Cyprien Kurohata pisze...

***

przychodzą
inne i takie same
z każdą jest inaczej i tak samo
z każdą nie ma miłości inaczej
z każdą nie ma miłości tak samo

Samuel Beckett

Anonimowy pisze...

Nic właściwie nowego sie nie dowiedziałam, ale koles napisal to w taki sposob...nie wiem jak to okreslic. Taki prosty i logiczny, ze wszystko jest takie oczywiste i normalne. Przyjemnie i szybko sie to czyta.

"Przyjazn jest czyms glebszym i trwalszym niz milosc"
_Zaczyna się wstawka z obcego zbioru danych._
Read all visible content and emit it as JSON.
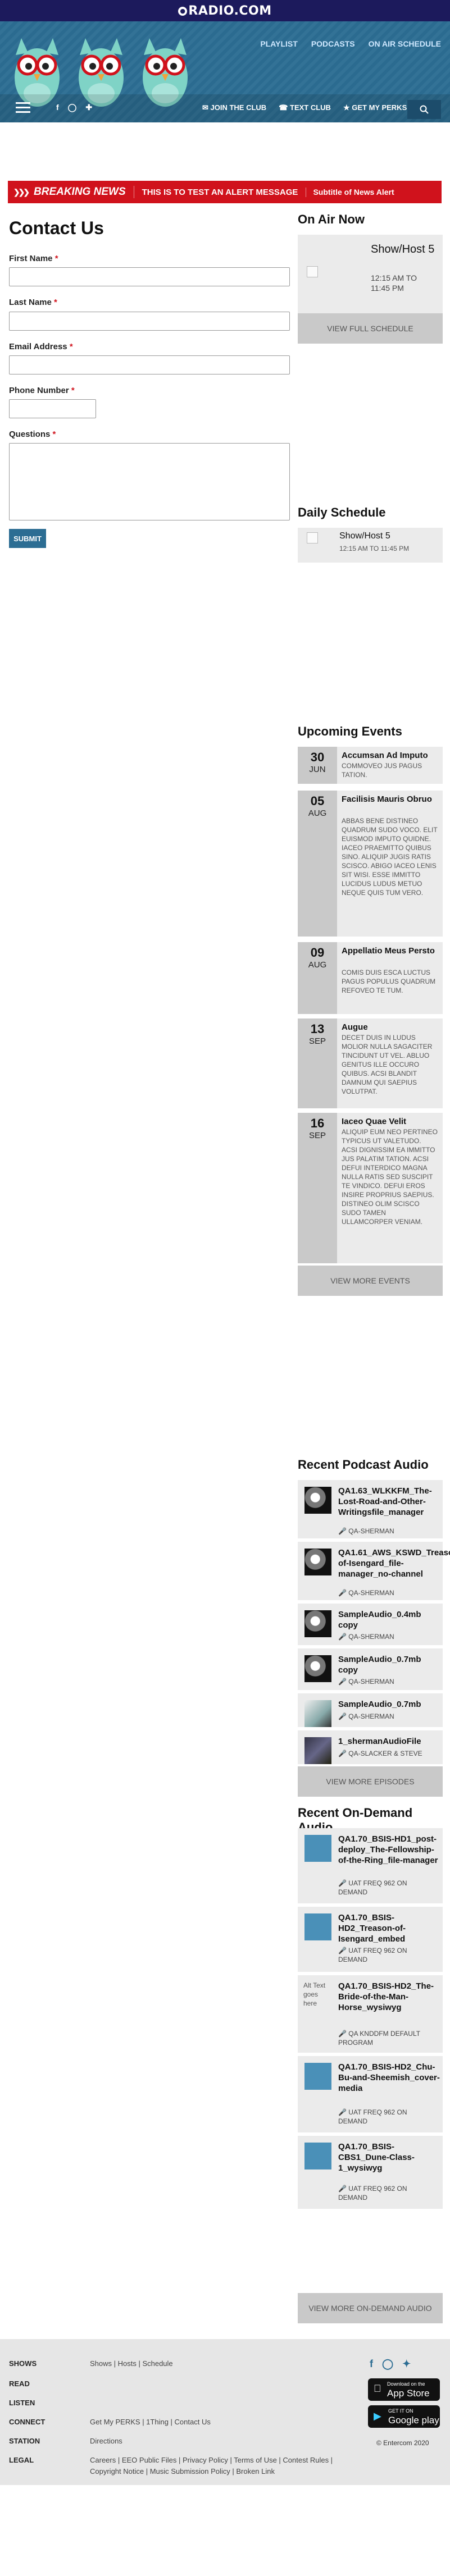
{
  "brand": {
    "logo": "RADIO.COM",
    "logo_mark": "●"
  },
  "header": {
    "nav_top": [
      "PLAYLIST",
      "PODCASTS",
      "ON AIR SCHEDULE"
    ],
    "perks": [
      "JOIN THE CLUB",
      "TEXT CLUB",
      "GET MY PERKS"
    ]
  },
  "alert": {
    "label": "BREAKING NEWS",
    "message": "THIS IS TO TEST AN ALERT MESSAGE",
    "subtitle": "Subtitle of News Alert"
  },
  "form": {
    "title": "Contact Us",
    "fields": [
      {
        "label": "First Name",
        "required": "*"
      },
      {
        "label": "Last Name",
        "required": "*"
      },
      {
        "label": "Email Address",
        "required": "*"
      },
      {
        "label": "Phone Number",
        "required": "*"
      },
      {
        "label": "Questions",
        "required": "*"
      }
    ],
    "submit": "SUBMIT"
  },
  "on_air": {
    "heading": "On Air Now",
    "show": "Show/Host 5",
    "time": "12:15 AM TO 11:45 PM",
    "button": "VIEW FULL SCHEDULE"
  },
  "daily": {
    "heading": "Daily Schedule",
    "show": "Show/Host 5",
    "time": "12:15 AM TO 11:45 PM"
  },
  "events": {
    "heading": "Upcoming Events",
    "items": [
      {
        "day": "30",
        "month": "JUN",
        "title": "Accumsan Ad Imputo",
        "desc": "COMMOVEO JUS PAGUS TATION."
      },
      {
        "day": "05",
        "month": "AUG",
        "title": "Facilisis Mauris Obruo",
        "desc": "ABBAS BENE DISTINEO QUADRUM SUDO VOCO. ELIT EUISMOD IMPUTO QUIDNE. IACEO PRAEMITTO QUIBUS SINO. ALIQUIP JUGIS RATIS SCISCO. ABIGO IACEO LENIS SIT WISI. ESSE IMMITTO LUCIDUS LUDUS METUO NEQUE QUIS TUM VERO."
      },
      {
        "day": "09",
        "month": "AUG",
        "title": "Appellatio Meus Persto",
        "desc": "COMIS DUIS ESCA LUCTUS PAGUS POPULUS QUADRUM REFOVEO TE TUM."
      },
      {
        "day": "13",
        "month": "SEP",
        "title": "Augue",
        "desc": "DECET DUIS IN LUDUS MOLIOR NULLA SAGACITER TINCIDUNT UT VEL. ABLUO GENITUS ILLE OCCURO QUIBUS. ACSI BLANDIT DAMNUM QUI SAEPIUS VOLUTPAT."
      },
      {
        "day": "16",
        "month": "SEP",
        "title": "Iaceo Quae Velit",
        "desc": "ALIQUIP EUM NEO PERTINEO TYPICUS UT VALETUDO. ACSI DIGNISSIM EA IMMITTO JUS PALATIM TATION. ACSI DEFUI INTERDICO MAGNA NULLA RATIS SED SUSCIPIT TE VINDICO. DEFUI EROS INSIRE PROPRIUS SAEPIUS. DISTINEO OLIM SCISCO SUDO TAMEN ULLAMCORPER VENIAM."
      }
    ],
    "button": "VIEW MORE EVENTS"
  },
  "podcasts": {
    "heading": "Recent Podcast Audio",
    "items": [
      {
        "title": "QA1.63_WLKKFM_The-Lost-Road-and-Other-Writingsfile_manager",
        "author": "QA-SHERMAN"
      },
      {
        "title": "QA1.61_AWS_KSWD_Treason-of-Isengard_file-manager_no-channel",
        "author": "QA-SHERMAN"
      },
      {
        "title": "SampleAudio_0.4mb copy",
        "author": "QA-SHERMAN"
      },
      {
        "title": "SampleAudio_0.7mb copy",
        "author": "QA-SHERMAN"
      },
      {
        "title": "SampleAudio_0.7mb",
        "author": "QA-SHERMAN"
      },
      {
        "title": "1_shermanAudioFile",
        "author": "QA-SLACKER & STEVE"
      }
    ],
    "button": "VIEW MORE EPISODES"
  },
  "ondemand": {
    "heading": "Recent On-Demand Audio",
    "items": [
      {
        "title": "QA1.70_BSIS-HD1_post-deploy_The-Fellowship-of-the-Ring_file-manager",
        "author": "UAT FREQ 962 ON DEMAND"
      },
      {
        "title": "QA1.70_BSIS-HD2_Treason-of-Isengard_embed",
        "author": "UAT FREQ 962 ON DEMAND"
      },
      {
        "title": "QA1.70_BSIS-HD2_The-Bride-of-the-Man-Horse_wysiwyg",
        "author": "QA KNDDFM DEFAULT PROGRAM",
        "alt": "Alt Text goes here"
      },
      {
        "title": "QA1.70_BSIS-HD2_Chu-Bu-and-Sheemish_cover-media",
        "author": "UAT FREQ 962 ON DEMAND"
      },
      {
        "title": "QA1.70_BSIS-CBS1_Dune-Class-1_wysiwyg",
        "author": "UAT FREQ 962 ON DEMAND"
      }
    ],
    "button": "VIEW MORE ON-DEMAND AUDIO"
  },
  "footer": {
    "rows": [
      {
        "label": "SHOWS",
        "links": "Shows | Hosts | Schedule"
      },
      {
        "label": "READ",
        "links": ""
      },
      {
        "label": "LISTEN",
        "links": ""
      },
      {
        "label": "CONNECT",
        "links": "Get My PERKS | 1Thing | Contact Us"
      },
      {
        "label": "STATION",
        "links": "Directions"
      },
      {
        "label": "LEGAL",
        "links": "Careers | EEO Public Files | Privacy Policy | Terms of Use | Contest Rules | Copyright Notice | Music Submission Policy | Broken Link"
      }
    ],
    "appstore_small": "Download on the",
    "appstore": "App Store",
    "googleplay_small": "GET IT ON",
    "googleplay": "Google play",
    "copyright": "© Entercom 2020"
  },
  "colors": {
    "topbar": "#1c1a5c",
    "header": "#2c6d93",
    "alert": "#d0121c",
    "sidebar_bg": "#ebebeb"
  }
}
Zastanawialam sie nad tym kiedys...

I...mam pytanie co do ostatniego zdania. Nie wiem czy autorowi chodzilo o to, że:
1. Trwala milosc, powstaje wtedy, kiedy sie wczesniej jest przyjaciolmi.Czyli ze zakochania sa dla siebie jednoczesnie przyjaciolmi.
2. Przyjazn jest traktowana jak milosc. Milosc trwala. To tak jakby normalna milosc nie byla trwala.
Mam nadzieje, ze zrozumiales chociaz polowe tego, o co mi chodzilo :)

Cyprien Kurohata pisze...

wszystko do 1 punktu,a to więcej niż połowa ;P

a tak na serio to wszystko :)
no i nie wiem o co chodziło autorowi,bo on to tylko wie...
ale mogę PRZYPUSZCZAĆ ;) że chodziło mu o to iż jeśli się kocha,daje się od siebie odpocząć i jest się przyjaciółmi to związek przetrwa dłużej od takiego w którym tej przyjaźni nie ma. A kiedy ona powstanie,to chyba nie ma znaczenia...ważne by się pojawiła podczas trwania związku.


"Przyjazn jest czyms glebszym i trwalszym niz milosc"

często ludzie ograniczają miłość do namiętnośći,a ona zawsze się kończy,lub spada po jakimś czasie (często kończy się przez to związek);dlatego myślę,że w powyższym cytacie autor miał na myśli namiętność.